A separate user story is the reverse: how to refresh data from the Production data location to the Dev data location so that dev can have fresh data from production to test match rules and model rules again. This article covers how to promote data in the direction from Dev to Production.

This article is about how to promote data, not metadata and not the model. For information on how to promote your metadata or model, check out the Administration guide.

Solution

The main two ways we recommend promoting data from dev to prod is:

  1. If the data volumes are small: export the data from development and import into production.

  2. If the data volumes are large or if automation is preferred: use your ETL tool or scripts to load the data from development to production.

While we cannot provide more precise recommendations (every xDM user has specific requirements), there are multiple factors you should consider to be successful. Here are some factors to think about and the best practices around them.

Factors to Consider

Our recommendations in this article are intended for basic entities. Refreshing from dev to prod is not intended for fuzzy-matching (unless Semarchy support recommends it). 

Manual and SemQL IDs (Basic Entity) Are OK

For manual and SemQL IDs, the 2 solutions listed above should work. You don’t need to worry too much about ID considerations because your business users must specify the IDs correctly. Export the data into a spreadsheet in dev and import the data into Production for small volumes of data. Use ETL for big volumes of data. 

Sequence IDs (Basic Entity) Beware!

If your entity uses a sequence ID, you will get new IDs when you import the data into production because the sequence you use in development will likely be at a different value than the sequence in production. (v5.1 and previous version behaves this way – v5.2 offers new features to make this task easier).
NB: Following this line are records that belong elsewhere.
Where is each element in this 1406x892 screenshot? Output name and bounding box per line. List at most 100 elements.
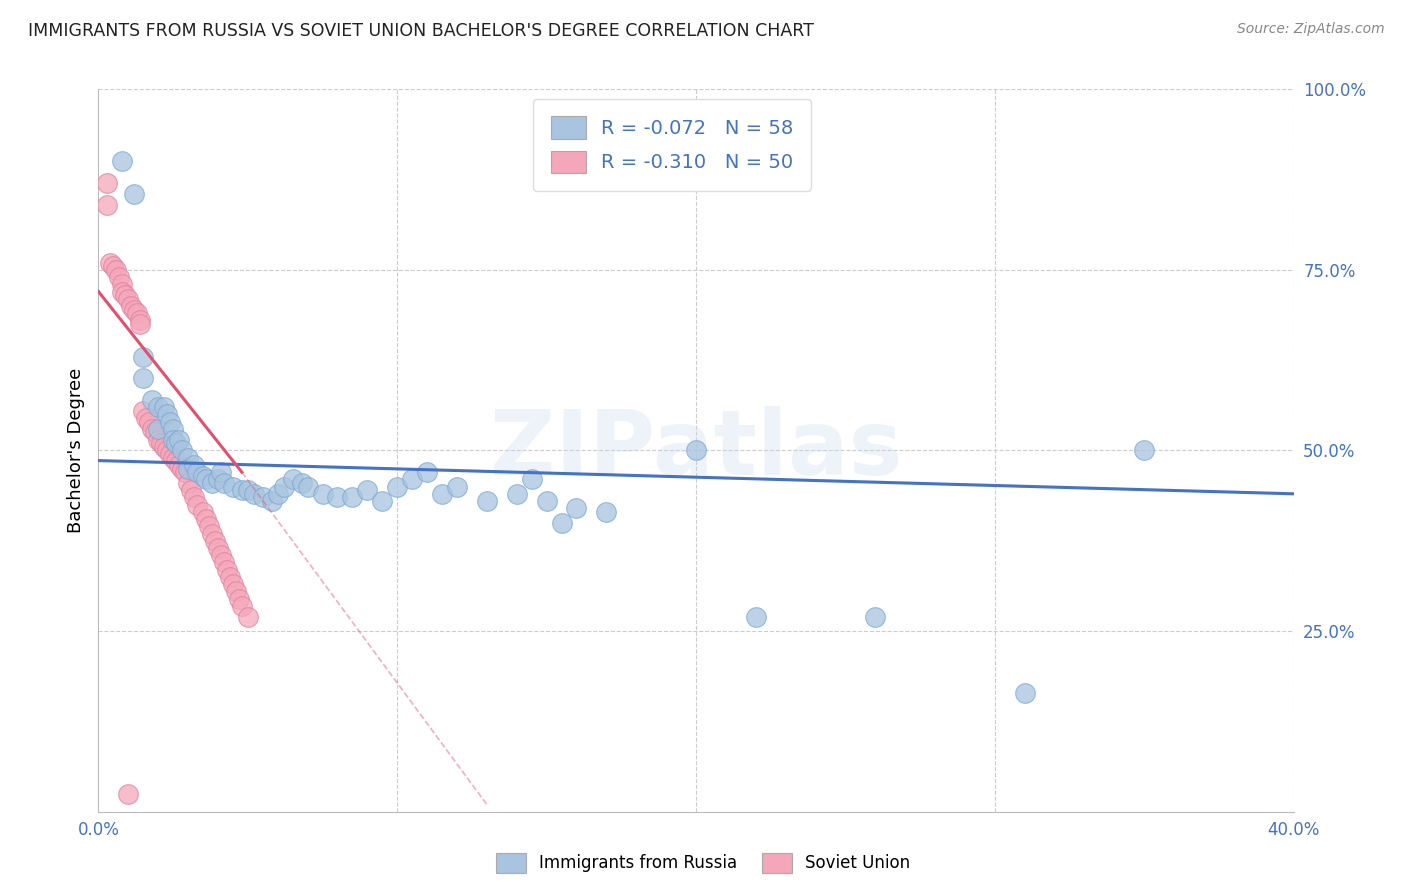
Point <box>120 299 142 313</box>
Point <box>231 599 253 613</box>
Point <box>177 450 200 465</box>
Point <box>172 461 194 475</box>
Point <box>209 548 232 562</box>
Point <box>103 259 125 273</box>
Point <box>356 483 378 498</box>
Point <box>195 472 218 486</box>
Point <box>141 392 163 407</box>
Point <box>430 487 453 501</box>
Point <box>371 494 394 508</box>
Point <box>96 176 118 190</box>
Point <box>159 447 181 461</box>
Point <box>416 465 439 479</box>
Point <box>159 415 181 429</box>
Point <box>174 465 197 479</box>
Point <box>135 411 157 425</box>
Point <box>96 198 118 212</box>
Point <box>180 483 202 498</box>
Point <box>198 519 221 533</box>
Point <box>311 487 333 501</box>
Point <box>565 501 588 516</box>
Point <box>342 491 364 505</box>
Point <box>291 475 314 490</box>
Point <box>132 350 155 364</box>
Point <box>385 480 409 494</box>
Point <box>183 458 205 472</box>
Point <box>207 472 229 486</box>
Point <box>1014 685 1036 699</box>
Point <box>165 436 187 450</box>
Point <box>138 415 160 429</box>
Point <box>595 505 617 519</box>
Point <box>177 475 200 490</box>
Point <box>207 541 229 555</box>
Point <box>148 433 170 447</box>
Point <box>117 292 139 306</box>
Point <box>215 563 238 577</box>
Legend: R = -0.072   N = 58, R = -0.310   N = 50: R = -0.072 N = 58, R = -0.310 N = 50 <box>533 99 811 191</box>
Point <box>111 277 134 292</box>
Point <box>550 516 572 530</box>
Point <box>195 512 218 526</box>
Point <box>225 584 247 599</box>
Point <box>141 422 163 436</box>
Point <box>201 526 224 541</box>
Point <box>260 494 283 508</box>
Point <box>191 505 214 519</box>
Point <box>156 407 179 421</box>
Point <box>111 154 134 169</box>
Point <box>236 483 259 498</box>
Point <box>132 403 155 417</box>
Point <box>132 371 155 385</box>
Point <box>222 577 245 591</box>
Point <box>201 475 224 490</box>
Point <box>111 285 134 299</box>
Point <box>267 487 290 501</box>
Point <box>153 440 176 454</box>
Point <box>401 472 423 486</box>
Point <box>865 609 887 624</box>
Point <box>98 255 122 269</box>
Point <box>124 186 146 201</box>
Point <box>143 425 166 440</box>
Y-axis label: Bachelor's Degree: Bachelor's Degree <box>66 368 84 533</box>
Point <box>148 422 170 436</box>
Point <box>326 491 349 505</box>
Point <box>745 609 768 624</box>
Point <box>446 480 468 494</box>
Point <box>1133 443 1156 458</box>
Point <box>228 591 250 606</box>
Point <box>162 433 184 447</box>
Point <box>114 288 136 302</box>
Point <box>273 480 295 494</box>
Text: Source: ZipAtlas.com: Source: ZipAtlas.com <box>1237 22 1385 37</box>
Point <box>281 472 304 486</box>
Point <box>204 533 226 548</box>
Point <box>153 400 176 414</box>
Point <box>475 494 498 508</box>
Point <box>186 465 208 479</box>
Point <box>129 313 152 327</box>
Point <box>162 450 184 465</box>
Point <box>236 609 259 624</box>
Point <box>117 787 139 801</box>
Point <box>685 443 707 458</box>
Point <box>231 483 253 498</box>
Point <box>183 491 205 505</box>
Point <box>252 491 274 505</box>
Point <box>127 306 149 320</box>
Point <box>124 302 146 317</box>
Point <box>219 570 242 584</box>
Point <box>243 487 266 501</box>
Point <box>222 480 245 494</box>
Point <box>209 465 232 479</box>
Point <box>191 468 214 483</box>
Point <box>167 433 190 447</box>
Point <box>506 487 529 501</box>
Text: ZIPatlas: ZIPatlas <box>489 407 903 494</box>
Point <box>186 498 208 512</box>
Point <box>162 422 184 436</box>
Point <box>108 270 131 285</box>
Point <box>165 454 187 468</box>
Point <box>172 443 194 458</box>
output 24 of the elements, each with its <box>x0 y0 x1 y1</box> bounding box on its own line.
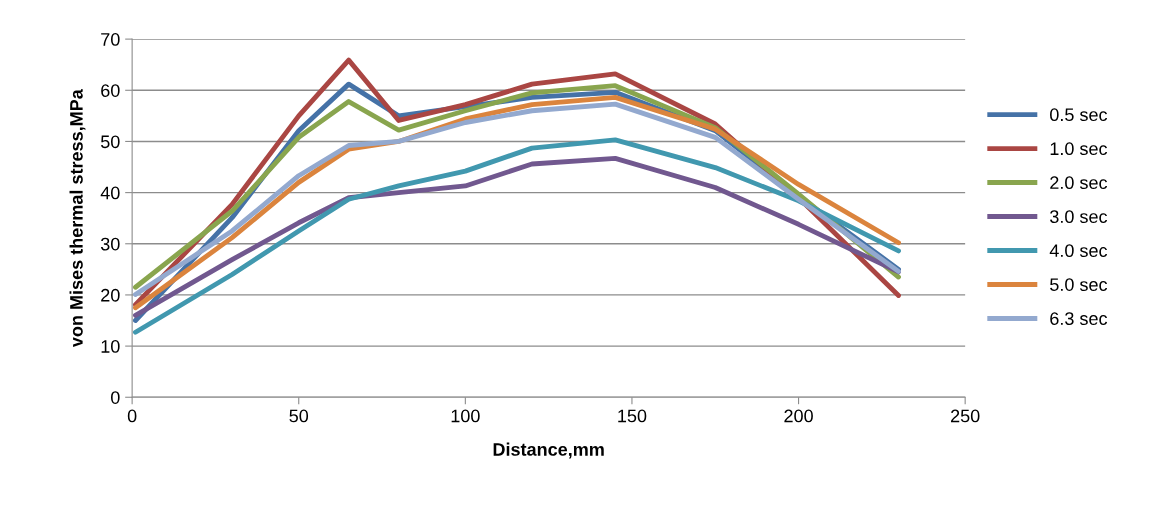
line-series <box>133 137 901 335</box>
x-tick-label: 200 <box>784 409 813 423</box>
x-tick-label: 0 <box>127 409 137 423</box>
legend-label: 5.0 sec <box>1050 278 1108 291</box>
x-tick-label: 150 <box>618 409 647 423</box>
legend-label: 4.0 sec <box>1049 244 1108 258</box>
y-axis-title: von Mises thermal stress,MPa <box>69 89 86 348</box>
legend-label: 6.3 sec <box>1050 312 1108 325</box>
y-tick-label: 60 <box>101 84 120 97</box>
legend-label: 1.0 sec <box>1050 142 1108 156</box>
y-tick-label: 10 <box>101 340 120 353</box>
y-tick-label: 30 <box>100 237 120 251</box>
y-tick-label: 40 <box>100 186 120 200</box>
x-axis-title: Distance,mm <box>493 442 604 459</box>
legend-label: 3.0 sec <box>1050 210 1108 224</box>
legend-label: 0.5 sec <box>1050 108 1108 122</box>
x-tick-label: 250 <box>951 409 980 423</box>
y-tick-label: 20 <box>101 288 120 302</box>
y-tick-label: 50 <box>100 135 120 149</box>
legend-label: 2.0 sec <box>1050 176 1108 190</box>
y-tick-label: 70 <box>101 33 120 46</box>
x-tick-label: 50 <box>289 409 309 423</box>
y-tick-label: 0 <box>110 391 120 404</box>
x-tick-label: 100 <box>451 409 480 423</box>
The instability of the IDs because of the inconsistency of the next value in the development vs. production sequence means you must factor in the references/relationship IDs. Respect the sequence values to avoid sequence conflicts. Manually increment the sequence to a bigger number in Production (this means make sure the next value for the sequence in Production is set to a larger number than the range of ID values you are using in the dev data you’re about to import).